7 Biggest Obstacles for Blockchain in 2019

Blockchain has been on the tip of everyone’s tongue in the tech world. With so many promising applications, it can often seem like the future is already here. Yet while industries like finance and supply-chain are betting big on blockchain, it is anything but a straight path to success. With anything new and revolutionary, different obstacles stand in the way of dethroning the way things “are done” for the way they “will be done.” Below is a list of 7 biggest obstacles blockchain companies will need to overcome in order to grow from ICO dreams to the Googles and Amazons of the next decade.

1. Resistance from Established Players

Today, institutions that are most essential to our lives are made up of centralized entities that have no intention of sacrificing any portion of their power in the name of progress. In the past, governments and financial institutions, such as JP Morgan, were very quick to dismiss this technology for many years. Since blockchain can no longer be ignored, there are still many people out there that seek to control, manipulate, and hinder it in order to preserve the status quo. While blockchain will bring about many revolutionary benefits, it will also displace millions of people that are currently in middlemen type positions. Yet before that can ever happen, blockchain applications need to gain massive adoption.

2. Lack of Skilled Labor

As more companies jump aboard the blockchain train, the need for skilled developers will only rise. While the number of blockchain developers grew by hundreds of percent in 2018, this number will only increase as time goes on. While the salary and perks of such a job are very attractive, there is a high barrier to entry.

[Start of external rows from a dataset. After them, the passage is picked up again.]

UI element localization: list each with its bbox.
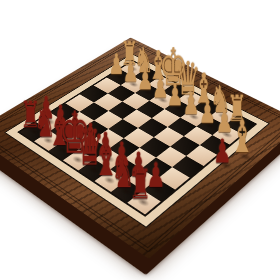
product-photo-background: ♜♞♝♚♛♝♞♜♟♟♟♟♟♟♟♟♟♟♟♟♟♟♟♟♜♞♝♚♛♝♞♜ ♝♟ <box>0 0 280 280</box>
chess-board: ♜♞♝♚♛♝♞♜♟♟♟♟♟♟♟♟♟♟♟♟♟♟♟♟♜♞♝♚♛♝♞♜ ♝♟ <box>0 37 280 259</box>
red-rook-glyph: ♜ <box>119 164 161 205</box>
red-pawn-glyph: ♟ <box>202 135 242 168</box>
rim-piece-red-pawn-rim[interactable]: ♟ <box>210 153 243 176</box>
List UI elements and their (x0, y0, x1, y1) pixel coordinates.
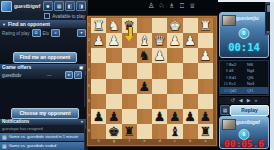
find-opponent-title: Find an opponent (8, 21, 50, 27)
white-pawn: ♟ (198, 48, 213, 63)
white-king: ♚ (167, 18, 182, 33)
available-to-play-row[interactable]: Available to play (44, 13, 85, 19)
file-label: h (91, 139, 106, 145)
square[interactable] (152, 124, 167, 139)
square[interactable] (152, 79, 167, 94)
square[interactable] (106, 94, 121, 109)
player-avatar (222, 119, 236, 130)
move-row[interactable]: 11Qd2Qf1 (220, 87, 268, 94)
black-pawn: ♟ (167, 109, 182, 124)
black-bishop: ♝ (167, 124, 182, 139)
square[interactable]: ♜ (122, 124, 137, 139)
players-icon[interactable]: ☻ (43, 1, 53, 11)
accept-offer-icon[interactable]: ✓ (74, 71, 82, 79)
file-label: b (183, 139, 198, 145)
square[interactable]: ♜ (91, 18, 106, 33)
square[interactable] (137, 94, 152, 109)
square[interactable] (183, 79, 198, 94)
black-move: Ng4 (247, 68, 265, 73)
move-row[interactable]: 10Kc1Ne3 (220, 81, 268, 88)
black-move: Qf1 (247, 88, 265, 93)
square[interactable] (198, 33, 213, 48)
square[interactable] (91, 79, 106, 94)
file-label: d (152, 139, 167, 145)
opponent-clock: 00:14 (220, 41, 268, 53)
file-label: f (122, 139, 137, 145)
rook-icon[interactable]: ♖ (179, 1, 185, 11)
black-knight: ♞ (137, 48, 152, 63)
available-label: Available to play (52, 14, 85, 19)
square[interactable] (167, 94, 182, 109)
square[interactable]: ♟ (167, 109, 182, 124)
board-icon: ▦ (2, 134, 7, 140)
square[interactable] (152, 63, 167, 78)
square[interactable]: ♜ (198, 18, 213, 33)
square[interactable] (183, 124, 198, 139)
square[interactable] (183, 63, 198, 78)
pawn-icon[interactable]: ♙ (148, 1, 154, 11)
elo-label: Elo (43, 31, 50, 36)
board-icon[interactable]: ▦ (54, 1, 64, 11)
square[interactable] (167, 79, 182, 94)
square[interactable] (91, 63, 106, 78)
offer-rating-value: — (34, 73, 66, 78)
chevron-down-icon: ▼ (2, 22, 6, 27)
player-clock: 00:05.6 (220, 138, 268, 149)
square[interactable] (122, 48, 137, 63)
rating-filter-row: Rating of play ♔ Elo ± ▾ (0, 29, 88, 37)
square[interactable]: ♟ (91, 33, 106, 48)
square[interactable]: ♟ (198, 109, 213, 124)
move-number: 8 (220, 68, 229, 73)
square[interactable]: ♟ (106, 33, 121, 48)
game-offers-list: guestbidv—▸✓ (0, 71, 84, 79)
notification-row[interactable]: ▦Game vs. guestbidv ended (0, 142, 84, 150)
white-queen: ♛ (152, 33, 167, 48)
white-pawn: ♟ (106, 33, 121, 48)
game-sidebar: guestenjtu 0 00:14 7Be2Nf68d3Ng49Kd1Qf61… (218, 0, 270, 150)
square[interactable] (106, 63, 121, 78)
file-label: e (137, 139, 152, 145)
square[interactable]: ♟ (198, 48, 213, 63)
captured-pieces-bar: ♙♘♗♖♕ (148, 1, 195, 11)
fast-forward-icon[interactable]: » (255, 97, 258, 104)
rating-label: Rating of play (2, 31, 30, 36)
toggle-right-icon[interactable]: ◨ (76, 1, 86, 11)
black-move: Qf6 (247, 75, 265, 80)
toggle-left-icon[interactable]: ◧ (65, 1, 75, 11)
view-offer-icon[interactable]: ▸ (65, 71, 73, 79)
step-forward-icon[interactable]: ▶ (247, 97, 251, 104)
last-move-arrow (128, 27, 133, 36)
square[interactable] (137, 109, 152, 124)
sparkchess-app: guestbigwf ☻▦◧◨ Available to play ▼Find … (0, 0, 274, 150)
window-edge (270, 0, 274, 150)
game-offers-title: Game offers (2, 64, 31, 70)
opponent-rating-badge: 0 (239, 28, 250, 39)
game-offers-header: Game offers▣ (0, 64, 88, 71)
square[interactable]: ♟ (106, 109, 121, 124)
white-rook: ♜ (198, 18, 213, 33)
square[interactable] (152, 94, 167, 109)
white-knight: ♞ (106, 18, 121, 33)
notification-text: Game vs. guestbidv started in 1 minute (9, 134, 78, 139)
white-move: Qd2 (229, 88, 247, 93)
square[interactable] (122, 94, 137, 109)
square[interactable] (91, 94, 106, 109)
white-move: Kd1 (229, 75, 247, 80)
square[interactable] (167, 48, 182, 63)
white-pawn: ♟ (167, 33, 182, 48)
window-edge-top (218, 0, 274, 2)
black-pawn: ♟ (198, 109, 213, 124)
square[interactable] (167, 63, 182, 78)
black-pawn: ♟ (106, 109, 121, 124)
square[interactable] (91, 48, 106, 63)
chess-board-frame: 12345678 hgfedcba ♜♞♛♚♜♟♟♝♛♟♟♞♟♟♟♟♟♟♟♟♟♚… (86, 15, 218, 147)
opponent-card: guestenjtu 0 00:14 (219, 12, 269, 58)
white-pawn: ♟ (91, 33, 106, 48)
square[interactable] (198, 94, 213, 109)
user-bar-icons: ☻▦◧◨ (43, 1, 86, 11)
square[interactable]: ♞ (137, 48, 152, 63)
game-offer-row[interactable]: guestbidv—▸✓ (0, 71, 84, 79)
square[interactable]: ♟ (183, 109, 198, 124)
move-list: 7Be2Nf68d3Ng49Kd1Qf610Kc1Ne311Qd2Qf1 (219, 60, 269, 96)
square[interactable] (183, 48, 198, 63)
square[interactable]: ♚ (106, 124, 121, 139)
find-me-an-opponent-button[interactable]: Find me an opponent (13, 52, 77, 63)
white-move: Kc1 (229, 81, 247, 86)
square[interactable] (122, 109, 137, 124)
black-pawn: ♟ (91, 109, 106, 124)
filter-toggle-icon[interactable]: ▾ (77, 29, 86, 37)
square[interactable] (137, 63, 152, 78)
black-move: Ne3 (247, 81, 265, 86)
player-name: guestbigwf (236, 120, 260, 125)
move-number: 9 (220, 75, 229, 80)
move-number: 10 (220, 81, 229, 86)
file-label: c (167, 139, 182, 145)
square[interactable] (137, 124, 152, 139)
step-back-icon[interactable]: ◀ (239, 97, 243, 104)
square[interactable] (198, 63, 213, 78)
white-move: Be2 (229, 62, 247, 67)
square[interactable]: ♟ (152, 48, 167, 63)
username: guestbigwf (14, 3, 43, 9)
move-number: 11 (220, 88, 229, 93)
offers-filter-icon[interactable]: ▣ (79, 64, 83, 71)
square[interactable] (91, 124, 106, 139)
offer-actions: ▸✓ (65, 71, 82, 79)
replay-button[interactable]: Replay (230, 105, 269, 116)
white-pawn: ♟ (183, 33, 198, 48)
square[interactable]: ♟ (137, 79, 152, 94)
black-rook: ♜ (198, 124, 213, 139)
opponent-name: guestenjtu (236, 16, 259, 21)
avatar (1, 1, 12, 12)
available-checkbox[interactable] (44, 13, 50, 19)
replay-row: ▦ Replay (219, 105, 269, 114)
replay-controls: ↺◀▶» (219, 97, 269, 104)
square[interactable] (122, 79, 137, 94)
square[interactable]: ♟ (152, 109, 167, 124)
choose-my-opponent-button[interactable]: Choose my opponent (11, 108, 79, 119)
elo-toggle-icon[interactable]: ± (51, 29, 60, 37)
square[interactable] (106, 79, 121, 94)
square[interactable] (137, 18, 152, 33)
white-move: d3 (229, 68, 247, 73)
white-bishop: ♝ (137, 33, 152, 48)
offer-player-name: guestbidv (2, 73, 34, 78)
square[interactable]: ♟ (167, 33, 182, 48)
move-number: 7 (220, 62, 229, 67)
queen-icon[interactable]: ♕ (189, 1, 195, 11)
colour-toggle-icon[interactable]: ♔ (32, 29, 41, 37)
knight-icon[interactable]: ♘ (158, 1, 164, 11)
square[interactable] (122, 63, 137, 78)
black-move: Nf6 (247, 62, 265, 67)
square[interactable] (183, 94, 198, 109)
square[interactable]: ♟ (183, 33, 198, 48)
file-labels: hgfedcba (91, 139, 213, 145)
square[interactable]: ♝ (137, 33, 152, 48)
square[interactable]: ♝ (167, 124, 182, 139)
rewind-icon[interactable]: ↺ (231, 97, 235, 104)
file-label: a (198, 139, 213, 145)
user-bar: guestbigwf ☻▦◧◨ (0, 0, 88, 12)
player-card: guestbigwf 0 00:05.6 (219, 116, 269, 149)
replay-board-icon[interactable]: ▦ (220, 105, 230, 115)
square[interactable]: ♛ (152, 33, 167, 48)
notifications-list: guestxyw has resigned▦Game vs. guestbidv… (0, 125, 84, 150)
black-pawn: ♟ (152, 109, 167, 124)
game-area: ♙♘♗♖♕ 12345678 hgfedcba ♜♞♛♚♜♟♟♝♛♟♟♞♟♟♟♟… (88, 0, 218, 150)
notification-text: Game vs. guestbidv ended (9, 143, 57, 148)
bishop-icon[interactable]: ♗ (169, 1, 175, 11)
square[interactable]: ♜ (198, 124, 213, 139)
square[interactable]: ♞ (106, 18, 121, 33)
square[interactable] (183, 18, 198, 33)
white-pawn: ♟ (152, 48, 167, 63)
last-move-arrow-head (125, 36, 133, 41)
move-row[interactable]: 9Kd1Qf6 (220, 74, 268, 81)
chess-board: ♜♞♛♚♜♟♟♝♛♟♟♞♟♟♟♟♟♟♟♟♟♚♜♝♜ (91, 18, 213, 139)
find-opponent-header[interactable]: ▼Find an opponent (0, 20, 88, 28)
notifications-title: Notifications (2, 119, 29, 124)
black-king: ♚ (106, 124, 121, 139)
opponent-avatar (222, 15, 236, 26)
square[interactable] (198, 79, 213, 94)
move-row[interactable]: 8d3Ng4 (220, 68, 268, 75)
move-row[interactable]: 7Be2Nf6 (220, 61, 268, 68)
notification-row[interactable]: guestxyw has resigned (0, 125, 84, 132)
board-icon: ▦ (2, 143, 7, 149)
notification-text: guestxyw has resigned (2, 126, 43, 131)
square[interactable] (152, 18, 167, 33)
square[interactable]: ♚ (167, 18, 182, 33)
lobby-panel: guestbigwf ☻▦◧◨ Available to play ▼Find … (0, 0, 88, 150)
square[interactable]: ♟ (91, 109, 106, 124)
notification-row[interactable]: ▦Game vs. guestbidv started in 1 minute (0, 133, 84, 141)
file-label: g (106, 139, 121, 145)
square[interactable] (106, 48, 121, 63)
black-pawn: ♟ (183, 109, 198, 124)
white-rook: ♜ (91, 18, 106, 33)
black-pawn: ♟ (137, 79, 152, 94)
black-rook: ♜ (122, 124, 137, 139)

Not only does one need to learn how to code, but existing developers need to learn completely new programming languages to create very intricate products. While the perks may seem quite attractive to outsiders, established software developers making $150k+ may be hesitant to take on new hurdles for a minimum lifestyle upgrade.

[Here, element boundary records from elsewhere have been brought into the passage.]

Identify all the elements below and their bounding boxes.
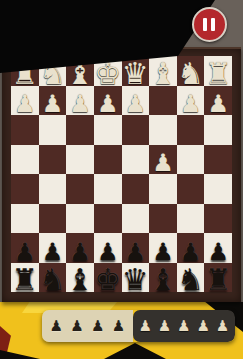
black-queen[interactable]: ♛ <box>122 265 149 295</box>
white-pawn[interactable]: ♟ <box>125 92 147 116</box>
black-pawn[interactable]: ♟ <box>69 240 91 264</box>
square-a5[interactable] <box>204 174 232 204</box>
square-a7[interactable]: ♟ <box>204 233 232 263</box>
square-g7[interactable]: ♟ <box>39 233 67 263</box>
white-queen[interactable]: ♛ <box>122 59 149 89</box>
square-e6[interactable] <box>94 204 122 234</box>
square-h3[interactable] <box>11 115 39 145</box>
square-a1[interactable]: ♜ <box>204 56 232 86</box>
square-d7[interactable]: ♟ <box>122 233 150 263</box>
square-e4[interactable] <box>94 145 122 175</box>
square-g8[interactable]: ♞ <box>39 263 67 293</box>
black-corner-decoration <box>0 350 40 359</box>
square-a3[interactable] <box>204 115 232 145</box>
square-e3[interactable] <box>94 115 122 145</box>
square-f7[interactable]: ♟ <box>66 233 94 263</box>
white-pawn[interactable]: ♟ <box>42 92 64 116</box>
black-pawn-icon: ♟ <box>49 319 62 334</box>
square-c3[interactable] <box>149 115 177 145</box>
black-pawn-icon: ♟ <box>112 319 125 334</box>
pause-icon <box>203 18 207 31</box>
square-d6[interactable] <box>122 204 150 234</box>
square-a2[interactable]: ♟ <box>204 86 232 116</box>
white-pawn-icon: ♟ <box>177 319 190 334</box>
square-h2[interactable]: ♟ <box>11 86 39 116</box>
black-knight[interactable]: ♞ <box>177 265 204 295</box>
square-h4[interactable] <box>11 145 39 175</box>
square-d5[interactable] <box>122 174 150 204</box>
pause-icon <box>211 18 215 31</box>
black-pawn[interactable]: ♟ <box>180 240 202 264</box>
captured-pieces-bar: ♟♟♟♟ ♟♟♟♟♟ <box>42 310 235 342</box>
black-rook[interactable]: ♜ <box>11 265 38 295</box>
white-pawn[interactable]: ♟ <box>69 92 91 116</box>
square-f2[interactable]: ♟ <box>66 86 94 116</box>
square-f5[interactable] <box>66 174 94 204</box>
square-e2[interactable]: ♟ <box>94 86 122 116</box>
square-c7[interactable]: ♟ <box>149 233 177 263</box>
white-pawn-icon: ♟ <box>196 319 209 334</box>
square-b8[interactable]: ♞ <box>177 263 205 293</box>
black-pawn[interactable]: ♟ <box>152 240 174 264</box>
square-d4[interactable] <box>122 145 150 175</box>
square-d2[interactable]: ♟ <box>122 86 150 116</box>
white-knight[interactable]: ♞ <box>177 59 204 89</box>
black-bishop[interactable]: ♝ <box>67 265 94 295</box>
captured-pieces-tray-dark: ♟♟♟♟♟ <box>133 310 235 342</box>
square-h7[interactable]: ♟ <box>11 233 39 263</box>
square-f3[interactable] <box>66 115 94 145</box>
square-c4[interactable]: ♟ <box>149 145 177 175</box>
square-g3[interactable] <box>39 115 67 145</box>
square-e5[interactable] <box>94 174 122 204</box>
white-pawn-icon: ♟ <box>158 319 171 334</box>
square-f4[interactable] <box>66 145 94 175</box>
square-d8[interactable]: ♛ <box>122 263 150 293</box>
black-bishop[interactable]: ♝ <box>149 265 176 295</box>
chess-app-screen: ♜♞♝♚♛♝♞♜♟♟♟♟♟♟♟♟♟♟♟♟♟♟♟♟♜♞♝♚♛♝♞♜ 00:03 ♟… <box>0 0 243 359</box>
black-pawn[interactable]: ♟ <box>207 240 229 264</box>
black-pawn[interactable]: ♟ <box>125 240 147 264</box>
white-pawn[interactable]: ♟ <box>14 92 36 116</box>
square-a8[interactable]: ♜ <box>204 263 232 293</box>
white-pawn[interactable]: ♟ <box>207 92 229 116</box>
square-e7[interactable]: ♟ <box>94 233 122 263</box>
square-g5[interactable] <box>39 174 67 204</box>
black-pawn[interactable]: ♟ <box>14 240 36 264</box>
chess-board-frame: ♜♞♝♚♛♝♞♜♟♟♟♟♟♟♟♟♟♟♟♟♟♟♟♟♜♞♝♚♛♝♞♜ <box>2 47 241 302</box>
black-rook[interactable]: ♜ <box>205 265 232 295</box>
square-d3[interactable] <box>122 115 150 145</box>
square-a6[interactable] <box>204 204 232 234</box>
square-g6[interactable] <box>39 204 67 234</box>
square-f8[interactable]: ♝ <box>66 263 94 293</box>
square-b4[interactable] <box>177 145 205 175</box>
black-king[interactable]: ♚ <box>94 265 121 295</box>
chess-board[interactable]: ♜♞♝♚♛♝♞♜♟♟♟♟♟♟♟♟♟♟♟♟♟♟♟♟♜♞♝♚♛♝♞♜ <box>11 56 232 292</box>
captured-pieces-tray-light: ♟♟♟♟ <box>42 310 133 342</box>
square-g2[interactable]: ♟ <box>39 86 67 116</box>
square-a4[interactable] <box>204 145 232 175</box>
black-triangle-decoration <box>104 343 166 359</box>
square-f6[interactable] <box>66 204 94 234</box>
square-c1[interactable]: ♝ <box>149 56 177 86</box>
red-wedge-decoration <box>0 326 11 354</box>
square-h6[interactable] <box>11 204 39 234</box>
white-pawn-icon: ♟ <box>216 319 229 334</box>
white-bishop[interactable]: ♝ <box>149 59 176 89</box>
square-c2[interactable] <box>149 86 177 116</box>
black-pawn[interactable]: ♟ <box>42 240 64 264</box>
black-pawn-icon: ♟ <box>70 319 83 334</box>
square-e8[interactable]: ♚ <box>94 263 122 293</box>
square-g4[interactable] <box>39 145 67 175</box>
square-c6[interactable] <box>149 204 177 234</box>
pause-button[interactable] <box>192 7 227 42</box>
white-pawn[interactable]: ♟ <box>152 151 174 175</box>
black-knight[interactable]: ♞ <box>39 265 66 295</box>
square-c5[interactable] <box>149 174 177 204</box>
square-b6[interactable] <box>177 204 205 234</box>
square-b5[interactable] <box>177 174 205 204</box>
square-b7[interactable]: ♟ <box>177 233 205 263</box>
white-pawn-icon: ♟ <box>139 319 152 334</box>
white-pawn[interactable]: ♟ <box>180 92 202 116</box>
white-rook[interactable]: ♜ <box>205 59 232 89</box>
black-pawn-icon: ♟ <box>91 319 104 334</box>
white-pawn[interactable]: ♟ <box>97 92 119 116</box>
square-h8[interactable]: ♜ <box>11 263 39 293</box>
square-b3[interactable] <box>177 115 205 145</box>
square-c8[interactable]: ♝ <box>149 263 177 293</box>
black-pawn[interactable]: ♟ <box>97 240 119 264</box>
square-b2[interactable]: ♟ <box>177 86 205 116</box>
square-h5[interactable] <box>11 174 39 204</box>
square-b1[interactable]: ♞ <box>177 56 205 86</box>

Lawmakers have found it very difficult to regulate the cryptocurrency market and blockchain applications. This is because the laws we have today were written before smart contracts were ever created. Policymakers are now scrambling to quickly create legislation around a technology about which they know very little. This makes for a long and arduous process full of frustration. Questions regarding data ownership on the blockchain, liability, privacy, and jurisdiction need to be addressed in a way like never before. Ultimately, the main goal is figuring out how to regulate without stifling innovation. This is because countries know that those that will miss this trend will most likely experience brain drain and be discounted from the never-ending race of being a leading superpower.

4. Adoption Challenges

The success of blockchains, like Ethereum, and traditional platforms, like the Apple App Store, can largely be attributed to the fact that they succeeded in finding two types of people:

  1. Developers to build applications on top of them
  2. Users and customers for those applications

Any platform that is unable to create this dual-sided marketplace cannot survive. Without dedicated developers, truly robust and useful applications cannot exist. Without the ability to gain users, any application, no matter how great, will not withstand the test of time.

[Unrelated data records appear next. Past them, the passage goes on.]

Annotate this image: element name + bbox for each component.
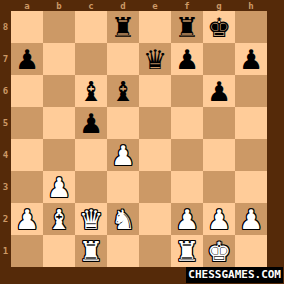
square-a4[interactable]	[11, 139, 43, 171]
file-label-g: g	[203, 0, 235, 11]
square-b8[interactable]	[43, 11, 75, 43]
piece-white-bishop: ♝	[47, 206, 71, 233]
square-e3[interactable]	[139, 171, 171, 203]
piece-white-pawn: ♟	[15, 206, 39, 233]
square-g5[interactable]	[203, 107, 235, 139]
square-c1[interactable]: ♜	[75, 235, 107, 267]
square-a6[interactable]	[11, 75, 43, 107]
square-e2[interactable]	[139, 203, 171, 235]
square-d3[interactable]	[107, 171, 139, 203]
piece-white-pawn: ♟	[207, 206, 231, 233]
square-d6[interactable]: ♝	[107, 75, 139, 107]
square-f2[interactable]: ♟	[171, 203, 203, 235]
square-b7[interactable]	[43, 43, 75, 75]
rank-label-5: 5	[0, 107, 11, 139]
piece-black-pawn: ♟	[175, 46, 199, 73]
file-label-h: h	[235, 0, 267, 11]
piece-white-pawn: ♟	[47, 174, 71, 201]
piece-black-pawn: ♟	[79, 110, 103, 137]
square-d4[interactable]: ♟	[107, 139, 139, 171]
rank-label-6: 6	[0, 75, 11, 107]
piece-white-king: ♚	[207, 238, 231, 265]
square-e4[interactable]	[139, 139, 171, 171]
square-c2[interactable]: ♛	[75, 203, 107, 235]
piece-white-rook: ♜	[79, 238, 103, 265]
piece-black-rook: ♜	[175, 14, 199, 41]
square-g6[interactable]: ♟	[203, 75, 235, 107]
piece-black-bishop: ♝	[111, 78, 135, 105]
square-f5[interactable]	[171, 107, 203, 139]
square-d1[interactable]	[107, 235, 139, 267]
piece-black-king: ♚	[207, 14, 231, 41]
square-e1[interactable]	[139, 235, 171, 267]
rank-label-8: 8	[0, 11, 11, 43]
square-d2[interactable]: ♞	[107, 203, 139, 235]
piece-white-pawn: ♟	[239, 206, 263, 233]
piece-black-queen: ♛	[143, 46, 167, 73]
file-label-a: a	[11, 0, 43, 11]
square-h5[interactable]	[235, 107, 267, 139]
square-d8[interactable]: ♜	[107, 11, 139, 43]
square-e7[interactable]: ♛	[139, 43, 171, 75]
square-a7[interactable]: ♟	[11, 43, 43, 75]
square-b3[interactable]: ♟	[43, 171, 75, 203]
square-b2[interactable]: ♝	[43, 203, 75, 235]
square-b4[interactable]	[43, 139, 75, 171]
rank-label-4: 4	[0, 139, 11, 171]
square-e6[interactable]	[139, 75, 171, 107]
square-f8[interactable]: ♜	[171, 11, 203, 43]
piece-white-rook: ♜	[175, 238, 199, 265]
square-g2[interactable]: ♟	[203, 203, 235, 235]
square-h7[interactable]: ♟	[235, 43, 267, 75]
square-f7[interactable]: ♟	[171, 43, 203, 75]
square-h8[interactable]	[235, 11, 267, 43]
piece-black-pawn: ♟	[15, 46, 39, 73]
rank-label-2: 2	[0, 203, 11, 235]
square-g3[interactable]	[203, 171, 235, 203]
file-labels: abcdefgh	[11, 0, 267, 11]
square-h6[interactable]	[235, 75, 267, 107]
rank-label-7: 7	[0, 43, 11, 75]
square-d7[interactable]	[107, 43, 139, 75]
square-f6[interactable]	[171, 75, 203, 107]
file-label-b: b	[43, 0, 75, 11]
square-b1[interactable]	[43, 235, 75, 267]
piece-white-queen: ♛	[79, 206, 103, 233]
piece-white-pawn: ♟	[175, 206, 199, 233]
square-b5[interactable]	[43, 107, 75, 139]
square-g1[interactable]: ♚	[203, 235, 235, 267]
square-e8[interactable]	[139, 11, 171, 43]
piece-white-pawn: ♟	[111, 142, 135, 169]
square-h1[interactable]	[235, 235, 267, 267]
chess-diagram: abcdefgh 87654321 ♜♜♚♟♛♟♟♝♝♟♟♟♟♟♝♛♞♟♟♟♜♜…	[0, 0, 284, 284]
piece-white-knight: ♞	[111, 206, 135, 233]
square-h3[interactable]	[235, 171, 267, 203]
square-c8[interactable]	[75, 11, 107, 43]
square-b6[interactable]	[43, 75, 75, 107]
square-a3[interactable]	[11, 171, 43, 203]
piece-black-bishop: ♝	[79, 78, 103, 105]
file-label-f: f	[171, 0, 203, 11]
piece-black-pawn: ♟	[239, 46, 263, 73]
square-g4[interactable]	[203, 139, 235, 171]
square-c3[interactable]	[75, 171, 107, 203]
square-h2[interactable]: ♟	[235, 203, 267, 235]
square-c4[interactable]	[75, 139, 107, 171]
square-g8[interactable]: ♚	[203, 11, 235, 43]
square-e5[interactable]	[139, 107, 171, 139]
piece-black-rook: ♜	[111, 14, 135, 41]
square-d5[interactable]	[107, 107, 139, 139]
rank-labels: 87654321	[0, 11, 11, 267]
square-f4[interactable]	[171, 139, 203, 171]
rank-label-1: 1	[0, 235, 11, 267]
square-f3[interactable]	[171, 171, 203, 203]
piece-black-pawn: ♟	[207, 78, 231, 105]
square-a2[interactable]: ♟	[11, 203, 43, 235]
file-label-c: c	[75, 0, 107, 11]
square-a5[interactable]	[11, 107, 43, 139]
square-h4[interactable]	[235, 139, 267, 171]
square-g7[interactable]	[203, 43, 235, 75]
rank-label-3: 3	[0, 171, 11, 203]
file-label-d: d	[107, 0, 139, 11]
square-a1[interactable]	[11, 235, 43, 267]
chess-board: ♜♜♚♟♛♟♟♝♝♟♟♟♟♟♝♛♞♟♟♟♜♜♚	[11, 11, 267, 267]
square-f1[interactable]: ♜	[171, 235, 203, 267]
brand-watermark: CHESSGAMES.COM	[186, 267, 283, 283]
square-c5[interactable]: ♟	[75, 107, 107, 139]
file-label-e: e	[139, 0, 171, 11]
square-c6[interactable]: ♝	[75, 75, 107, 107]
square-c7[interactable]	[75, 43, 107, 75]
square-a8[interactable]	[11, 11, 43, 43]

5. Hacks, Fraud, & 51% Attacks

From Mt.Gox to the most recent debacles of Bitfinex and Binance, cybersecurity and transparency seem to be a continuous struggle. While many centralized companies have been hacked and imploded in a far worse way, if blockchain is to be the “holy grail” of cybersecurity, these things cannot occur. Such problems are even more prevalent in smaller blockchains, where a 51% attack is much easier to carry out. These attacks jeopardize the integrity of an entire network and occur when any one party controls over 50% of the computing power (mining hashrate) of a blockchain. Such control would allow them to conduct various malicious acts that would affect all users of the particular blockchain. Every hack or fraud is another blow to the space and shakes investor confidence and trust in the ability of the industry to get itself together and off the ground.

6. Scalability & Speed

No matter how hyped up blockchain seems, if it is not undoubtedly superior than existing applications, it will simply not withstand the test of time. Thus when, back in 2017, a popular collectible game known as Cryptokitties almost crashed the Ethereum blockchain, it brought to light Ethereum’s obvious limitations. For blockchains to scale, they will need to be able to process thousands of applications (far more complex than Cryptokitties) per second. Blockchains also need to be able to share information and communicate with one another through what is known as interoperability. Without these two critical components becoming a given for the space, long term survival is highly unlikely.

7. Private Blockchains

Large enterprises, such as insurance companies, have been pouring millions into blockchain to preserve their market dominance. While they are creating decentralized ledger systems that integrate all of the benefits of public blockchains (speed, efficiency, immutability, reduced costs etc.) they are keeping these systems private. Therefore, while such blockchain-based systems will yield massive benefits for the company and its customers, the control will still be in the hands of large enterprises.

While there are many obstacles that blockchain has to face, none of them are impossible. Every day, new solutions are coming out for old technical challenges as governments are hurrying to create legislation. While blockchain may be one of the hottest new trends of the day, it is essential to remember that all great trends start this way. From the rise of the first industrial innovations to the telecommunication and internet revolutions, blockchain is just another step to the long and bright future of humanity.